La Dispute are quite possibly the best story tellers of all time. The post-hardcore band from Grand Rapids, Michigan excels at painting an incredibly vivid picture of a scene mostly through their lyrics and some amazing accompaniments for those lyrics. The Rooms of the House is another album that tells a connected narrative with each new track. By doing so, it feels less like an album and more of a novel chronicling various life experience. The album is the product of the band members staying in a cabin in Michigan and writing about their experiences. A book was also released along side the album detailing of the process of making the album.

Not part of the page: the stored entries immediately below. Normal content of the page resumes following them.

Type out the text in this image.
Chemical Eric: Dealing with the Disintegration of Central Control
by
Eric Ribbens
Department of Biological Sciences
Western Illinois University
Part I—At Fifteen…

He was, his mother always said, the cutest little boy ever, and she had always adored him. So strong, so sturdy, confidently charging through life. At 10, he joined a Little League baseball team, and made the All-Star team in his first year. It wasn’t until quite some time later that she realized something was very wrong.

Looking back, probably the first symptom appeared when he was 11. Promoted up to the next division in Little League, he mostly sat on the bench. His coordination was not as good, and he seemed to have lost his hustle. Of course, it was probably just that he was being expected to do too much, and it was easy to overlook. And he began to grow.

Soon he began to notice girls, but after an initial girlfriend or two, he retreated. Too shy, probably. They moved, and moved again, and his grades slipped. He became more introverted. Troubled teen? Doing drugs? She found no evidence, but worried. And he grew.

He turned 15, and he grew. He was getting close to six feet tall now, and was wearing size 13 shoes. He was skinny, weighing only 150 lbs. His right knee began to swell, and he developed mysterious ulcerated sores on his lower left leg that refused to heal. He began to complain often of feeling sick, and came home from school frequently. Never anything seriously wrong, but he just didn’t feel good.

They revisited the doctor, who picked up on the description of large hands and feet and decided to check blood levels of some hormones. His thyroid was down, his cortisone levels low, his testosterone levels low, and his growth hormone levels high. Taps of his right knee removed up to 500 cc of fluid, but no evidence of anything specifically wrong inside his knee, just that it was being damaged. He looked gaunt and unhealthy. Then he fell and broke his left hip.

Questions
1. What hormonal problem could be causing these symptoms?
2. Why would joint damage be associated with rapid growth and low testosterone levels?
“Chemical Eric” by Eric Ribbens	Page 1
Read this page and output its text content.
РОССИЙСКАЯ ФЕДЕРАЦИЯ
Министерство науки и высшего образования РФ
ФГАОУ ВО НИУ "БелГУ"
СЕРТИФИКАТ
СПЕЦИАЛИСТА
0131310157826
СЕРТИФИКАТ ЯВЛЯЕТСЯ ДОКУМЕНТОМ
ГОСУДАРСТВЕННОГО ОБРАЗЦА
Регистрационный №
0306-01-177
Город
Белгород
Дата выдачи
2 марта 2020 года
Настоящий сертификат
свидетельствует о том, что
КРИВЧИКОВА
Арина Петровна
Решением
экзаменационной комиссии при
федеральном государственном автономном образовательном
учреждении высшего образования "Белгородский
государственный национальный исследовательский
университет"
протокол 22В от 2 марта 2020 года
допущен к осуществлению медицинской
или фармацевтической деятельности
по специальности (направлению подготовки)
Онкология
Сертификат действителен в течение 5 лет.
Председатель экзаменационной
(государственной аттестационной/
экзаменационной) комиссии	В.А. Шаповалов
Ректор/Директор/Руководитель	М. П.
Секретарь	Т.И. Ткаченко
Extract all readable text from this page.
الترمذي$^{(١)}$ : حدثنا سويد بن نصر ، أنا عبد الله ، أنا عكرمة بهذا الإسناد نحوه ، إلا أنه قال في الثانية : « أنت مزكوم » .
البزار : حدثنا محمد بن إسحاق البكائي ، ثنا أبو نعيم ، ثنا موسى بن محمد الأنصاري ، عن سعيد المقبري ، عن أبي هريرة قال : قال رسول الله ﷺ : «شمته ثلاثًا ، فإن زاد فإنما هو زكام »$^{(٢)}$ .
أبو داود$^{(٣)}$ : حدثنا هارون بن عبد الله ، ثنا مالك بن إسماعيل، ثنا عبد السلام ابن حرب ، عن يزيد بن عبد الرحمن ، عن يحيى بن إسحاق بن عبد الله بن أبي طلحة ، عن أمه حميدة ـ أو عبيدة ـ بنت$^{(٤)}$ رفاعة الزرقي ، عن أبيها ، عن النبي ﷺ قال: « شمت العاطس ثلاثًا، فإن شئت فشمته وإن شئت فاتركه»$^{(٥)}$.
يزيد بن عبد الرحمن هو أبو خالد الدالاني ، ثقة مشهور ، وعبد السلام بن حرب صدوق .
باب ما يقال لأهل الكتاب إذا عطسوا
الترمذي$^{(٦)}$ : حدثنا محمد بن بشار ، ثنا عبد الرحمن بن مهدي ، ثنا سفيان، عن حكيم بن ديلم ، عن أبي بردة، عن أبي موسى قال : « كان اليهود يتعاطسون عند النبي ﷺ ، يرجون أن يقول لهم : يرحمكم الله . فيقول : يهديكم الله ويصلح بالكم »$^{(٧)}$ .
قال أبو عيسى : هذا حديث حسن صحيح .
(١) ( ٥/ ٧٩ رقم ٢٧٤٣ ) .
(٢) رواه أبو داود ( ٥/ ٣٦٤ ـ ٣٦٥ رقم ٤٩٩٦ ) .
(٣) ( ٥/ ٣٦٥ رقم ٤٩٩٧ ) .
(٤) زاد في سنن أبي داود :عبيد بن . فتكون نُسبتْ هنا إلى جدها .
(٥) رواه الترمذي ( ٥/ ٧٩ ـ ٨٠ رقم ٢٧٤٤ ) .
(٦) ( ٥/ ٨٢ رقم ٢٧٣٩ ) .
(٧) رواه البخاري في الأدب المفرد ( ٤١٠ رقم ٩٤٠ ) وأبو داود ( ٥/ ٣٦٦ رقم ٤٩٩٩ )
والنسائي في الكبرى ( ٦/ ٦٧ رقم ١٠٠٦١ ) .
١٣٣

Is this new story as good as their previous ones or will it collect dust on a bookshelf?
The band’s last album Wildlife is one of my favorite albums of all time as well as being incredibly depressing and emotional. It sets the bar quite high for the bands future and when I heard La Dispute was releasing a new album I couldn’t imagine how they could top Wildlife or where they’d even go with a new album. The Rooms of the House takes a step in the different direction but it is a welcome change.
The Rooms of the House has tracks that follow the same formula as tracks from previous albums but also contains tracks that slow things down both lyrically and instrumentally. Tracks such as “Women (in mirror)” are much slower and more docile overall than tracks like, “Stay Happy There”, which are loud and fast. No matter what speed, each song brings strong emotions. The overall sound of The Rooms of the House is much more approachable and provides new listeners with a taste of what’s in store if they explore La Disputes other releases.
I personally think this was a move in the right direction. When I first listened to Wildlife I wanted to tell everyone about how great it was and that they should listen to it as soon as possible. The only thing that stopped me from doing this was the style of the album. Not everyone enjoys songs about death and other depressing topics accompanied by heavy and fast instrumentation. I’d definitely recommend this album to long time fans of La Dispute as well as first timers for the band.
Overall, The Rooms of the House meets the expectations set by the bands previous releases and well as bringing something new to the table and opening new doors for the bands future. La Dispute definitely has a promising future and I look forward to their next release being even more experimental and amazing.